L’auteure se penche ensuite sur un sujet brûlant d’actualité : le relatif silence de ceux et celles parmi les progressistes que David Goudreault appelle les « progressistes orphelins » et leur silence devant « les excès de certains activistes aussi intolérants que l’intolérance qu’ils dénoncent ». Elle en discute en rappelant certains événements récents — l’affaire SLĀV et la loi 21, entre autres exemples. Elle rappelle aussi ces vexations et injustices, petites ou plus grandes, subies en silence par des membres des minorités « dont les noms ou les faciès éveillent des préjugés et des stéréotypes ».

Le chapitre suivant revient sur d’autres concepts dont la plupart des gens n’avaient pas entendu parler il y a peu : privilège blanc, appropriation culturelle, censure (elle revient alors sur l’affaire du mot en n à l’Université d’Ottawa), safe spaces (espaces sécuritaires), microagressions, fragilité blanche, intersectionnalité, antiracisme — politique ou moral. Cette fois encore, ces pages sont claires, informées et vous permettent de penser de manière autonome à des questions complexes.

L’auteure, comme il se doit, ne cache ni ses propres positions, ni ses incertitudes, ni ses malaises. Prenez par exemple tous ces programmes d’équité, de diversité et d’inclusion (EDI) qui pullulent désormais : « Quand on voit toutes ces personnalités et ces compagnies qui prennent position publiquement en faveur de l’EDI parce que c’est bon pour leur image de marque, on est loin de l’engagement sincère et désintéressé prônant un humanisme universel et pluriel. » À méditer…

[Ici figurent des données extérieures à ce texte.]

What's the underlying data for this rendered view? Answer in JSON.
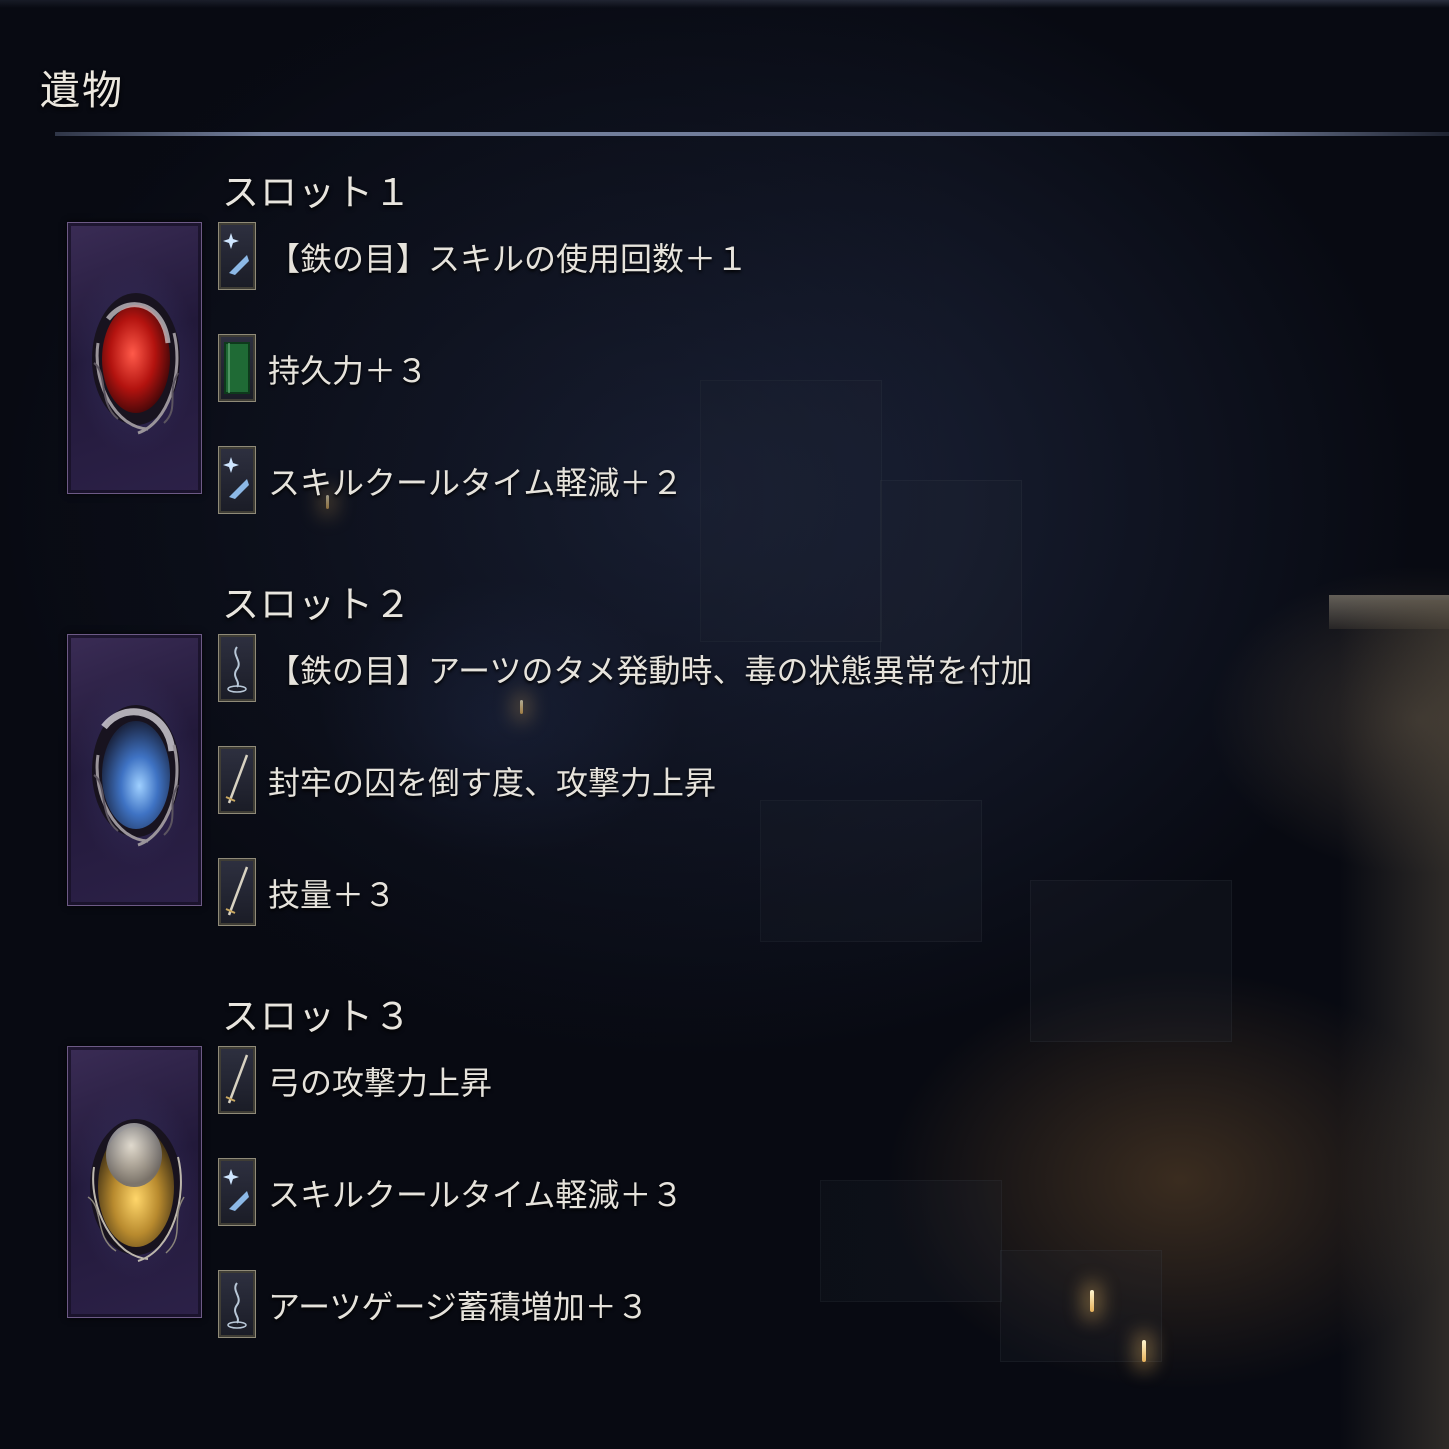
{
  "screen": {
    "title": "遺物"
  },
  "slots": [
    {
      "label": "スロット１",
      "gem_color": "#c8261e",
      "effects": [
        {
          "icon": "skill-star-icon",
          "text": "【鉄の目】スキルの使用回数＋１"
        },
        {
          "icon": "green-book-icon",
          "text": "持久力＋３"
        },
        {
          "icon": "skill-star-icon",
          "text": "スキルクールタイム軽減＋２"
        }
      ]
    },
    {
      "label": "スロット２",
      "gem_color": "#4f86d6",
      "effects": [
        {
          "icon": "arts-swirl-icon",
          "text": "【鉄の目】アーツのタメ発動時、毒の状態異常を付加"
        },
        {
          "icon": "sword-icon",
          "text": "封牢の囚を倒す度、攻撃力上昇"
        },
        {
          "icon": "sword-icon",
          "text": "技量＋３"
        }
      ]
    },
    {
      "label": "スロット３",
      "gem_color": "#d8a83a",
      "effects": [
        {
          "icon": "sword-icon",
          "text": "弓の攻撃力上昇"
        },
        {
          "icon": "skill-star-icon",
          "text": "スキルクールタイム軽減＋３"
        },
        {
          "icon": "arts-swirl-icon",
          "text": "アーツゲージ蓄積増加＋３"
        }
      ]
    }
  ]
}
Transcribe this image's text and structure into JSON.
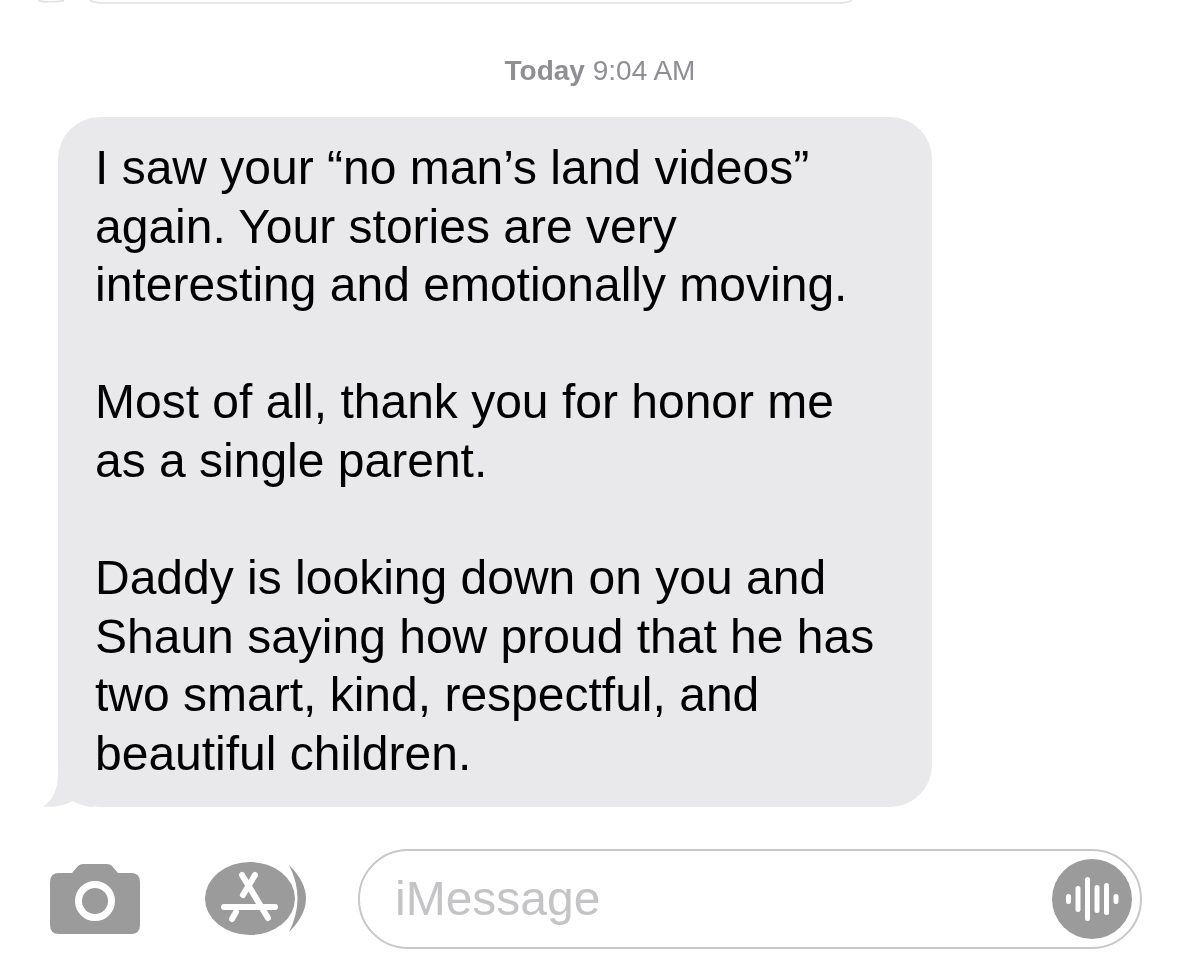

Azdouz aborde ensuite ce qu’elle appelle les stratégies identitaires, ces chemins et moyens que peuvent emprunter des personnes ayant vécu une importante transition pour tenter de se reconstruire, de « concilier leurs identités multiples » et de « retrouver un sentiment d’unité et de cohérence identitaire ». La question a une dimension individuelle, mais aussi sociale et politique. Azdouz ne cache rien de la complexité de tout cela, qu’elle traite notamment au moyen d’une grille d’analyse de Carmel Camilleri qui propose une intéressante typologie des stratégies identitaires.

Son livre se termine sur une réflexion plus large au sujet de tout ce qui précède et de cette polarisation extrême que nous traversons. Elle fait preuve, cette fois encore, d’une nuance bienvenue; on espère qu’elle sera largement entendue et que son exemple sera suivi. « Vivre ensemble, cela s’apprend », écrit-elle, et elle ajoute : « Cela commence par la libération de la parole, de toutes les paroles : reconnaître qu’aucun sujet, aucun mot n’est une chasse gardée, aucune frange n’a le monopole du récit. »

***

Je pense que c’est une sorte de devoir citoyen de lire cet excellent ouvrage. Vous y apprendrez beaucoup de choses. Il est très probable que vous ne serez pas en accord avec tout ce que vous y lirez. C’est tant mieux. Tant mieux pour vous, pour chacun de nous, et pour la santé de la conversation démocratique.